Contrastive Visual Data Augmentation

TL;DR

CoDA tackles the challenge of recognizing novel and confusing visual concepts in large multimodal models by learning contrastive textual and visual features between target concepts and their confusions, then generating targeted synthetic data via diffusion-based text-to-image models. A two-stage feature filtering—discriminability and generability—selects informative attributes, which are validated automatically and, if needed, by human evaluators, before use in model updating and optional in-context prompting. The authors introduce NovelSpecies, a benchmark of newly described animal species unseen by existing models, and demonstrate substantial accuracy gains across INaturalist, SUN, and NovelSpecies on diverse backbones, including LLaVA-NeXT and GPT4o-mini. CoDA’s modular, plug-and-play design supports swapping components (e.g., better T2I models) to achieve further gains, highlighting practical impact for improving novel-concept recognition in real-world deployments.

Abstract

Large multimodal models (LMMs) often struggle to recognize novel concepts, as they rely on pre-trained knowledge and have limited ability to capture subtle visual details.

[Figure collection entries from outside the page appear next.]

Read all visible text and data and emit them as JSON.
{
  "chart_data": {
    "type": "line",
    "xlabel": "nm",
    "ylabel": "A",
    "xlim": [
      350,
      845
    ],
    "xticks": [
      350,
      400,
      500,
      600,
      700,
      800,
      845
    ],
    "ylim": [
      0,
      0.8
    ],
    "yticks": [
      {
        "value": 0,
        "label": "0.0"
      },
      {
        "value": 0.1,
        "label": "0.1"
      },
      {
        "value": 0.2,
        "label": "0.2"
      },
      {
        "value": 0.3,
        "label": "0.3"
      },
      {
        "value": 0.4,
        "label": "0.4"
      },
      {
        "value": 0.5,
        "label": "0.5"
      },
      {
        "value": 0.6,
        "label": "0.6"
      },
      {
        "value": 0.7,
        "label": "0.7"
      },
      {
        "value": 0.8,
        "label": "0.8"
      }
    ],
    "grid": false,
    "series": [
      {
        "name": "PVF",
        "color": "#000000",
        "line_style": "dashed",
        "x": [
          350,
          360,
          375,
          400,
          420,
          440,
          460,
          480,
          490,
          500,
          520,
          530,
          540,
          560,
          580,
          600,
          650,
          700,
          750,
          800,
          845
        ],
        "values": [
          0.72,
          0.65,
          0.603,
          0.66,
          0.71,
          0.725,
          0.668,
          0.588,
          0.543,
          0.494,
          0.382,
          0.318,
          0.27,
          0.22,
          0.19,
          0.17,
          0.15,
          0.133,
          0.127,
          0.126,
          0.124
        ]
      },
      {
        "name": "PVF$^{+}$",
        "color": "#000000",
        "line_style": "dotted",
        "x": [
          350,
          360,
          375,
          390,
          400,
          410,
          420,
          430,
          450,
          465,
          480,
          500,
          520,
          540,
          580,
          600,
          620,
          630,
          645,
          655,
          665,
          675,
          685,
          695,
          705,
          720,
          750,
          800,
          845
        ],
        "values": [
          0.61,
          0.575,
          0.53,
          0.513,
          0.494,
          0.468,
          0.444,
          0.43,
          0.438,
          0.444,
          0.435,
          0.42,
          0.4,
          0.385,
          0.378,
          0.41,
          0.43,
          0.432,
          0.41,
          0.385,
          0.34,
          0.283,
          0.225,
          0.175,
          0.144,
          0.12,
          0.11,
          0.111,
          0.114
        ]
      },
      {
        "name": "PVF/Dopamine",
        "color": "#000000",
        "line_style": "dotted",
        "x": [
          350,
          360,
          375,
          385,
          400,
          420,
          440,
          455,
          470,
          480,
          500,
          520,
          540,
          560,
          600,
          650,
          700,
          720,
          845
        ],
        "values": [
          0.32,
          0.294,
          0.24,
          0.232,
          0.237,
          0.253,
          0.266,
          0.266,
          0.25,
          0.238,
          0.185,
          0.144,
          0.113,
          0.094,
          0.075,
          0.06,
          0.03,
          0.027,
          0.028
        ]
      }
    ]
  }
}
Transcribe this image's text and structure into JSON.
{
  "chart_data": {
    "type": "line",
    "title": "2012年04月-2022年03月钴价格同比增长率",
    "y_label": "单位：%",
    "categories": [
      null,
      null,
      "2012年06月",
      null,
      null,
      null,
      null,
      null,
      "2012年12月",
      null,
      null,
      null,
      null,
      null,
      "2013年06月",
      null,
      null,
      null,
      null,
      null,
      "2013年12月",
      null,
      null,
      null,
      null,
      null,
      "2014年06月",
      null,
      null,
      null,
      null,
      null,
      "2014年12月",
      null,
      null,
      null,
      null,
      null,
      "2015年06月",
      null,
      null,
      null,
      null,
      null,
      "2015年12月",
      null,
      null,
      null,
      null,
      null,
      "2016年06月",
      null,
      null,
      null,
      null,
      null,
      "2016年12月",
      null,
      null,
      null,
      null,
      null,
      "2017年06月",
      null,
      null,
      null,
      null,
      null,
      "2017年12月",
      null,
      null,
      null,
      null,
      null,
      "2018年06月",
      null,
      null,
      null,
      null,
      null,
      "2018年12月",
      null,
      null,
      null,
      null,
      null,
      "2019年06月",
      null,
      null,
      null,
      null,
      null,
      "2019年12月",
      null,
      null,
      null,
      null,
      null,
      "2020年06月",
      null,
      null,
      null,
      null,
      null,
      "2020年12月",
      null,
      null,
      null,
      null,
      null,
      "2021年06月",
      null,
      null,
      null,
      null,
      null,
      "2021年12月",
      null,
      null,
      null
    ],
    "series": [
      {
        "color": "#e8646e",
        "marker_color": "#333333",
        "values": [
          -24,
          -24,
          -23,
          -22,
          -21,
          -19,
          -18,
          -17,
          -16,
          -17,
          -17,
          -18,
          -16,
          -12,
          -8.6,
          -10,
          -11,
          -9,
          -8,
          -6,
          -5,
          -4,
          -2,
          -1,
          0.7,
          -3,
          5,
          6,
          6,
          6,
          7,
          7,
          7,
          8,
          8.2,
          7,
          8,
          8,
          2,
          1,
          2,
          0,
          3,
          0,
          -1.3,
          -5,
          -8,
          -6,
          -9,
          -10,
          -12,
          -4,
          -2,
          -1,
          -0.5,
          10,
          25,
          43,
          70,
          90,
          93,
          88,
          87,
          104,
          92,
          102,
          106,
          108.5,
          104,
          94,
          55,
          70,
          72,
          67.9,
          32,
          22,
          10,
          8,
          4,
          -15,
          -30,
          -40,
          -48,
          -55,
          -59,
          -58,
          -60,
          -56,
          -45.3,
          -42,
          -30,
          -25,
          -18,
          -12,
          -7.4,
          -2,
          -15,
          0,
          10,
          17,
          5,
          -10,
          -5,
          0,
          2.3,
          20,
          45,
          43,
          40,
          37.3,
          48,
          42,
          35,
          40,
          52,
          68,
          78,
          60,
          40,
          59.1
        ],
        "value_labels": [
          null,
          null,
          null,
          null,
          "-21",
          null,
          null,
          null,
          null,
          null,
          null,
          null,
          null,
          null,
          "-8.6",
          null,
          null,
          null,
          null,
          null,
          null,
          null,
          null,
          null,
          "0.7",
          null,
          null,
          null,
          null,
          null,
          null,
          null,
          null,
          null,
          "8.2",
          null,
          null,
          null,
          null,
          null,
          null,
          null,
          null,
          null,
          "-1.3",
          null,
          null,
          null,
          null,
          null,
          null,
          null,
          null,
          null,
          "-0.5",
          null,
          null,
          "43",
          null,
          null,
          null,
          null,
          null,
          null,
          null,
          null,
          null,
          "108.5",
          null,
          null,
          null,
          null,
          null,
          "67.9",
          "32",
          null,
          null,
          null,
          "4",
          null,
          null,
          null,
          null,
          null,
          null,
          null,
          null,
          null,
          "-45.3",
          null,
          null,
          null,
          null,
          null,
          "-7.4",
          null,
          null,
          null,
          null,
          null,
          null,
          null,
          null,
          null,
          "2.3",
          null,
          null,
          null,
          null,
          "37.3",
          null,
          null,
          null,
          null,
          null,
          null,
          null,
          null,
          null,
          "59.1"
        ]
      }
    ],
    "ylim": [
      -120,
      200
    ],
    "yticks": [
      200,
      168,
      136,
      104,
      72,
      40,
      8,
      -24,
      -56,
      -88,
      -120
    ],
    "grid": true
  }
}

Domain-specific knowledge gaps in training also make them prone to confusing visually similar, commonly misrepresented, or low-resource concepts. To help LMMs better align nuanced visual features with language, improving their ability to recognize and reason about novel or rare concepts, we propose a Contrastive visual Data Augmentation (CoDA) strategy. CoDA extracts key contrastive textual and visual features of target concepts against the known concepts they are misrecognized as, and then uses multimodal generative models to produce targeted synthetic data. Automatic filtering of extracted features and augmented images is implemented to guarantee their quality, as verified by human annotators. We show the effectiveness and efficiency of CoDA on low-resource concept and diverse scene recognition datasets including INaturalist and SUN. We additionally collect NovelSpecies, a benchmark dataset consisting of newly discovered animal species that are guaranteed to be unseen by LMMs. LLaVA-1.6 1-shot updating results on these three datasets show CoDA significantly improves SOTA visual data augmentation strategies by 12.3% (NovelSpecies), 5.1% (SUN), and 6.0% (iNat) absolute gains in accuracy.

Paper Structure

This paper contains 27 sections, 3 equations, 3 figures, 3 tables.

Figures (3)

  • Figure 1: CoDA uses diffusion-generated synthetic data to help LMMs recognize novel and confusing concepts in the wild. The "Clouded Tiger Cat (L. pardinoides)" is a new animal species first described in April 2024, while "Resupply Base" is an example of a confusing concept for LMMs. Based on model failures (collected from GPT4o-2024-08-06 and LLaVA-NeXT 34B), CoDA extracts contrastive visual and textual features to generate synthetic image data for model updating.
  • Figure 2: The CoDA method. Including Feature Extraction, Feature Filtering, Feature-controlled Augmentation, and Augmented Image Filtering. The target concept and misidentified concept are highlighted respectively. Specific feature filtering scores are for illustration only. Here the example concepts Anodorhynchus Leari (Lear's Macaw) and Cyanopsitta Spixii (Spix's Macaw) are from the iNaturalist van2018inaturalist dataset, and augmented images are produced by the Recraft V3 model 2024RecraftV3.
  • Figure 3: Qualitative Comparison of CoDA and baseline visual data augmentation methods. Phyllobates Samperi and Tail-Spot Wrasse are example concepts from the NovelSpecies dataset. All CoDA images are generated using contrastive textual + visual features.